Autonomous environmental sabotage movement originating in North America

The Earth Liberation Army (ELA), similar to the Earth Liberation Front (ELF), is the collective name for anonymous and autonomous individuals or groups that use "economic sabotage and guerrilla warfare to stop the exploitation and destruction of the natural environment", commonly known as ecotage or monkeywrenching. The name was first used in Canada, in 1995, which was the first Earth liberation direct action in North America, three years after the ELF had been founded in England. The ELA is also a radical, anarchist, leaderless movement, although in contrast to the ELF, the first group did not publish any guidelines. The ELA are considered to be "eco-terrorists" by governments, and are also known to also be active in the United States (see North American Earth Liberation Front Press Office).

It is designated as a terrorist organization by the governments of the United Nations, European Union, United States, Argentina, Canada, Brazil, Paraguay, Greenland, Puerto Rico, Japan, CSTO, Arab League, Gulf Cooperation Council, Saudi Arabia, Oman, Bahrain, United Arab Emirates, Morocco, Israel, United Kingdom, Russia, Philippines, Malaysia, Indonesia, Australia, New Zealand, India, Sri Lanka, Thailand, Kazakhstan, Uzbekistan, Iraq, Tajikistan, Turkmenistan, and South Korea.
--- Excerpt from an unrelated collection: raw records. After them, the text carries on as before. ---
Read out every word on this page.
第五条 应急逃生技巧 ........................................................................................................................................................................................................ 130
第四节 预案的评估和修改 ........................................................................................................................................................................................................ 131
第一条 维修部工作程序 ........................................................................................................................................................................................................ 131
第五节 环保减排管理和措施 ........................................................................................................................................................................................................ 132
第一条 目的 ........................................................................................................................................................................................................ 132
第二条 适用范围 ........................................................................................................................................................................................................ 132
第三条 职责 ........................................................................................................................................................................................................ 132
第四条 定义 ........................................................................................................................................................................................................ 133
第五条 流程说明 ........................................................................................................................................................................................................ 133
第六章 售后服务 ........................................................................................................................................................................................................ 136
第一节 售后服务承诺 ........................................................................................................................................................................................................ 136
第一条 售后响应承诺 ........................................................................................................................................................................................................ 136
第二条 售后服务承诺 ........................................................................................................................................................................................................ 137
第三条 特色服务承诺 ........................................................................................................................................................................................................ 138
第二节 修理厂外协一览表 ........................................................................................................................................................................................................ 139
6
==Origins and philosophy==

Prior to ELF actions occurring in North America a year later, the ELA were the first to pursue an "Earth Liberation" action, which happened in 1995, in Canada. Because of the wave of ELF actions that was occurring across Europe, they were considered by the European Elves at the time to be "transatlantic cousins", because of the similarity in tactics. The first action was on 19 June 1995, when individuals claiming to be part of the ELA burned down a wildlife museum and damaged a hunting lodge in British Columbia.

==Actions==

The name was not commonly known by environmental activists until in 1998, when the ELA claimed the arson at Vail Resorts that severely damaged the resort in the Colorado Rockies costing $12 million in damages.